Nunca creí que un hombre se convirtiera en héroe por estar diez días en una balsa, soportando el hambre y la sed. Yo no podía hacer otra cosa. Si la balsa hubiera sido una balsa dotada con agua, galletas empacadas a presión, brújula e instrumentos de pesca, seguramente estaría tan vivo como lo estoy ahora. Pero habría una diferencia: no habría sido tratado como un héroe. De manera que el heroísmo, en mi caso, consiste exclusivamente en no haberme dejado morir de hambre y de sed durante diez días.
Yo no hice ningún esfuerzo por ser héroe. Todos mis esfuerzos fueron por salvarme. Pero como la salvación vino envuelta en una aureola, premiada con el título de héroe como un bombón con sorpresa, no me queda otro recurso que soportar la salvación, como había venido, con heroísmo y todo.
Se me pregunta cómo se siente un héroe. Nunca sé qué responder. Por mi parte, yo me siento lo mismo que antes. No he cambiado ni por dentro ni por fuera. Las quemaduras del sol han dejado de dolerme. La herida de la rodilla se ha cicatrizado. Soy otra vez Luis Alejandro Velasco. Y con eso me basta.
Quien ha cambiado es la gente. Mis amigos son ahora más amigos que antes. Y me imagino también que mis enemigos son más enemigos, aunque no creo tenerlos. Cuando alguien me reconoce en la calle se queda mirándome como a un animal raro.

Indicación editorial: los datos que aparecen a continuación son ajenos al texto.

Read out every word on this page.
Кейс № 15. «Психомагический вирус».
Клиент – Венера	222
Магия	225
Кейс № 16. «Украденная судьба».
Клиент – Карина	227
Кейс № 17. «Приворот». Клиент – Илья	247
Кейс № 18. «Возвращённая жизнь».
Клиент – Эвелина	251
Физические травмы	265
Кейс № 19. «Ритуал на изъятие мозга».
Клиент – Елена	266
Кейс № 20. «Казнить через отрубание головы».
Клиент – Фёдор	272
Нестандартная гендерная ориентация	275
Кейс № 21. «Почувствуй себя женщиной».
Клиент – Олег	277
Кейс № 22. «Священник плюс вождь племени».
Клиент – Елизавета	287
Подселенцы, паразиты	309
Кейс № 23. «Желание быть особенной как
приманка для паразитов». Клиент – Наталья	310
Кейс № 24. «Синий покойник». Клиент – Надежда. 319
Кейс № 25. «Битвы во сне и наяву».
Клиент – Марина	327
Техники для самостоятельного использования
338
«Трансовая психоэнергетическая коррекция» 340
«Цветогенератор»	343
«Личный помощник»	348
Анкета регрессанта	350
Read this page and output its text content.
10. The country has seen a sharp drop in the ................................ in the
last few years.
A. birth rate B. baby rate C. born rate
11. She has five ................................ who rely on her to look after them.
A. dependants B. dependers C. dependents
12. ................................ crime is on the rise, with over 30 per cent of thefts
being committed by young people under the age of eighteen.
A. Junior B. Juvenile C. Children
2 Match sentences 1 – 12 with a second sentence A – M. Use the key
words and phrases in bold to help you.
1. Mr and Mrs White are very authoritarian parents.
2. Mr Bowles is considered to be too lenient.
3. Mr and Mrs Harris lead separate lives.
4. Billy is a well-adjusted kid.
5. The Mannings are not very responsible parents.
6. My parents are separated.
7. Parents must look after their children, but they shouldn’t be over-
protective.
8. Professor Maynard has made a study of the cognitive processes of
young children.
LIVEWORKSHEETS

Por eso visto de civil, hasta cuando a la gente se le olvide que estuve diez días sin comer ni beber en una balsa.
La primera sensación que se tiene, cuando se empieza a ser una persona importante, es la sensación de que durante todo el día y toda la noche, en cualquier circunstancia, a la gente le gusta que uno le hable de uno mismo. Me di cuenta de eso en el Hospital Naval de Cartagena, donde pusieron un guardia para que nadie hablara conmigo. A los tres días me sentía completamente restablecido, pero no podía salir del hospital. Sabía que cuando me dieran de alta tendría que contarle el cuento a todo el mundo, porque, según me decían los guardias, habían llegado a la ciudad periodistas de todo el país para hacerme reportajes y tomarme fotografías. Uno de ellos, con un impresionante bigote de 20 centímetros de largo, me tomó más de 50 fotografías, pero no se le permitió que me preguntara nada relacionado con mi aventura.
Otro, más audaz, se disfrazó de médico burló la guardia y penetró en mi habitación. Obtuvo una resonante y merecida victoria, pero pasó un mal rato.